Et j’erre dans ce bois aux troncs sombres comme des runes gravées sur le marbre noir d’une tombe ; dans ce labyrinthe envahi d’une mémoire de ronces et de racines autour des ruines d’un temple perdu ; dans les catacombes oubliées où sont alignés des millions de victimes ; dans ce berceau de crêpe funèbre où dorment, au fond de l’espace soyeux au-dessus de nos têtes, les enfants et les fœtus silencieux des femmes éventrées, gazées dans les bunkers ou mortes de faim. Ils savaient tous ! Mais qui pouvait y croire tant que tant d’hommes se ruaient les uns contre les autres ? Et j’erre parmi les feuilles mortes qui couvrent, cachent et couve la pourriture comme un collyre dans l’œil brouille la vue.
Le cœur a ses méthanes ; la folie, ses méthodes ; l’ordre (nouveau), ses graphiques à la place des hommes, comme on explique l’ivresse des profondeurs à ceux qui plongent masqués, et remontent éblouis par les monstres, les poulpes prédateurs, l’implacable appétit des seigneurs des abysses, auxquels ils se vanteront de ressembler sans états d’âme ! C’est ici, dans des fauteuils de cuir, sous les lambris dorés et les regards d’hôtesses pour l’uniforme des gradés, que furent conclus les décrets de néant dont ils s’affirmeront les exécutants parfaits ! Est-ce cela qu’ils sont venus chercher ?
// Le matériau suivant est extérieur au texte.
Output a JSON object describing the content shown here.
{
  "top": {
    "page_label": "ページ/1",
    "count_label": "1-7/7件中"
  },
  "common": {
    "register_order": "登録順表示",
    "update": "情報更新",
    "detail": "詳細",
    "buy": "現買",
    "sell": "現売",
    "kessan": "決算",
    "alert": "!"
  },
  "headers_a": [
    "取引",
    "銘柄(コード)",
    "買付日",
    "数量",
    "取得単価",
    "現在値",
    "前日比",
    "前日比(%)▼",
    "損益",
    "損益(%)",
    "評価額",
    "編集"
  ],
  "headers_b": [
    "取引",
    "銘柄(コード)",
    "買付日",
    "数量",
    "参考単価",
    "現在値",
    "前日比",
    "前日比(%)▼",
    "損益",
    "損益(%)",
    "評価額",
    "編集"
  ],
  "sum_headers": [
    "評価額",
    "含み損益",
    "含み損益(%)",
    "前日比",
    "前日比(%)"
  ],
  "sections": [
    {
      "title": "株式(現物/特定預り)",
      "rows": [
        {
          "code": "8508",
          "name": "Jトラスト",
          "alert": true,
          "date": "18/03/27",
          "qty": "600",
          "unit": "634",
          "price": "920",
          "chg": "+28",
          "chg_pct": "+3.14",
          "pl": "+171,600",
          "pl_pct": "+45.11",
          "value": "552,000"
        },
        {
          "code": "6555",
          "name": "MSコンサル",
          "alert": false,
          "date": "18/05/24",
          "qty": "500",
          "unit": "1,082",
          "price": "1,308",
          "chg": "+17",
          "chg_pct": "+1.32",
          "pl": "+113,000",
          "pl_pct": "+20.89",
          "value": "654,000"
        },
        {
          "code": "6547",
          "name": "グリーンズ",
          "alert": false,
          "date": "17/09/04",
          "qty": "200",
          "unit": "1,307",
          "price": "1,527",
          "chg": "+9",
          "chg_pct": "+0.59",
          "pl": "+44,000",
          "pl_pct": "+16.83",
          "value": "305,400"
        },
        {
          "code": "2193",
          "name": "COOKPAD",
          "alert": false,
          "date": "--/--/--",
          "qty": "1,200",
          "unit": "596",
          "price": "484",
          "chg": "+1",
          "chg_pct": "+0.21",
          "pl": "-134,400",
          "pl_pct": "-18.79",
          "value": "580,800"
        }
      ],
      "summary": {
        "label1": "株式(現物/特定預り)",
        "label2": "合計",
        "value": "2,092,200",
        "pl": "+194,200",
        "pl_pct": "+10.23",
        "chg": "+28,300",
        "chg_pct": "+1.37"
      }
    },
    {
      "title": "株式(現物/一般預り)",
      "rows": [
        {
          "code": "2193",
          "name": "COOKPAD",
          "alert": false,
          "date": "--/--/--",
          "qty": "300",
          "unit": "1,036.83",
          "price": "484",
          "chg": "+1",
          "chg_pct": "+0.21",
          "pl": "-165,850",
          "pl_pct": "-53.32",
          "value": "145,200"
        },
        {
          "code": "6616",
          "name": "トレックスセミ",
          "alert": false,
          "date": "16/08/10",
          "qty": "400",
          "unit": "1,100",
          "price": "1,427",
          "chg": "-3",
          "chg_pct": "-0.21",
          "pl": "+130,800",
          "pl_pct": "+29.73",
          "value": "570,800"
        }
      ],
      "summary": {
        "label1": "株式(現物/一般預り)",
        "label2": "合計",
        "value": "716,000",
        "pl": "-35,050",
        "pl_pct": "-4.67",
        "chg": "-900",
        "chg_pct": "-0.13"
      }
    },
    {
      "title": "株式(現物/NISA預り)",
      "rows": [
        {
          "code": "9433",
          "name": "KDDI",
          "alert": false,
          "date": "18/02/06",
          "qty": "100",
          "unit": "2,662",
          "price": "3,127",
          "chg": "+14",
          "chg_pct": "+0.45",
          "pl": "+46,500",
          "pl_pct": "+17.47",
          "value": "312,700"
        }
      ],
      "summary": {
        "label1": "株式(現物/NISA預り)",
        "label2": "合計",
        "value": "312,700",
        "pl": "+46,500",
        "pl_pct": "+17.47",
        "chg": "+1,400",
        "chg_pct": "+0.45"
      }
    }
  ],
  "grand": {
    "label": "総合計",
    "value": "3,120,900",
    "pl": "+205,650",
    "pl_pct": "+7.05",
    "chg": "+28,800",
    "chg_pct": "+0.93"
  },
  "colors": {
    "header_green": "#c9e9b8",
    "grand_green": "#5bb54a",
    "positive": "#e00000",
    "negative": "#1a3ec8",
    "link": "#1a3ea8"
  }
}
Pendant le procès, ma mère a brûlé tous les papiers, lettres et photos de son mari; jamais je ne le verrai en prison, où elle, bien qu’infidèle, ira chaque semaine ; est-ce le secret bien gardé de leur rencontre, de leur amour ou non, de leur complicité ou non, que je suis venu chercher ? Et qui parmi les hommes ne l’a pas fait avant moi ? Je ne parlerai jamais allemand, mais français et quelques mots yddish que mon grand-père, trois fois décavé comme Cendrars, me confia coupé en deux, hémiplégique et mort entre deux langues, deux femmes et deux verres. Faudra-t-il toujours marcher dans les cendres et la suie des brûlis de l’histoire ?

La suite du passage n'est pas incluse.